Salkowski test
- Classification: Colorimetric method
- Analytes: Cholesterol, other sterols, indoles, terpenoids

= Salkowski's test =

Qualitative chemical test, primarily used for detecting cholesterol

Salkowski's test, also known simply as Salkowski test, is a qualitative chemical test, that is used in chemistry and biochemistry for detecting a presence of cholesterol and other sterols. This biochemical method got its name after German biochemist Ernst Leopold Salkowski, who is known for development of multiple new chemical tests, that are used for detection of different kinds of molecules (besides cholesterol and other sterols also for creatinine, carbon monoxide, glucose and indoles). A solution that has tested positive on the Salkowski's test becomes red and gets yellow glow.

== Basic information ==

=== Procedure ===
For Salkowski test's procedure one needs a sample, that is to be tested for sterols, as well as chloroform and concentrated sulfuric acid that represent Salkowski's reagent. Usually the solution of chloroform and the sample is prepared first and later treated with concentrated sulfuric (VI) acid. After that the whole solution needs to be shaken well. It is important to use only dried glassware, as dehydration reaction occurs during the test's procedure.

A solution that has tested positive on this qualitative chemical test exhibits two distinct layers in a test tube; the upper layer (chloroform) gets blueish red to violet colour, while the layer of sulfuric acid becomes yellow to green, with greenish glow being visible. If a sample does not contain any cholesterol or other sterols, colour of the tested solution remains unchanged and retains its original colour.

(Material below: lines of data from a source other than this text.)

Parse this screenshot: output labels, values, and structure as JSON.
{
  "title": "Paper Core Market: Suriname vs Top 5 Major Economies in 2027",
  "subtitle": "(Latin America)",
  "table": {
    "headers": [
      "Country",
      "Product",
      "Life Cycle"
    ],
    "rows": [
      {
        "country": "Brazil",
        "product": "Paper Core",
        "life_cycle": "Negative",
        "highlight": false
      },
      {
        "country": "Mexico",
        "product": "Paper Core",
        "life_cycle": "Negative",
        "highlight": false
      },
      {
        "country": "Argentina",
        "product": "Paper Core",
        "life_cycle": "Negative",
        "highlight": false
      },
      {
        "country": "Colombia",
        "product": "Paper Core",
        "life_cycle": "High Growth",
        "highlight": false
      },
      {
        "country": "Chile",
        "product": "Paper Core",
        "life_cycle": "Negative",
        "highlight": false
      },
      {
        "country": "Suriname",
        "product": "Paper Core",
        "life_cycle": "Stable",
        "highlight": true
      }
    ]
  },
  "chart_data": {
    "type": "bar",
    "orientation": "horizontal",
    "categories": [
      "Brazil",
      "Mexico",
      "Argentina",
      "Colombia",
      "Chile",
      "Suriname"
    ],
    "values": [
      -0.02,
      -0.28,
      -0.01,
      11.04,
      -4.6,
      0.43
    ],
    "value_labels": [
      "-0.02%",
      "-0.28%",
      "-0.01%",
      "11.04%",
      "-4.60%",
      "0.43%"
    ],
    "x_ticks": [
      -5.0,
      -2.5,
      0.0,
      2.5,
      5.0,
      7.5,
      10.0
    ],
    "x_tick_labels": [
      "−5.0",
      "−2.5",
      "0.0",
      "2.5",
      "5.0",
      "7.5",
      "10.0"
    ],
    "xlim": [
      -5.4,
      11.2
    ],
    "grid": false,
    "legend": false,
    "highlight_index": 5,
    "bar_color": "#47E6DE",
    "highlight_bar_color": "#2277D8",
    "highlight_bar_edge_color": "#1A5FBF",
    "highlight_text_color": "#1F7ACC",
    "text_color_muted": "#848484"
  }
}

Salkowski test can also be used to test the presence of indoles (crystalline alkaloids that are a degradation products of proteins, containing tryptophan). In such cases a sample is treated with nitric acid and 2% solution of potassium nitrite, with positive reaction being shown by presence of red colour.

=== Chemistry of the test ===
Treating a solution of a sample, containing sterols, with chloroform and highly hygroscopic sulfuric acid, leads to a dehydration reaction (two water molecules are removed from two cholesterol molecules) and formation of new double bonds. During the chemical reaction two sterols bind together and bisterol (bisteroid) is formed; bi-cholestadien (double cholestene with two double bonds) in a case of cholesterol. Red colour of a solution is a consequence of bi-sulfonic acid of a bi-cholestadien, which is a product of sulfuric acid sulfonating bi-cholestadien.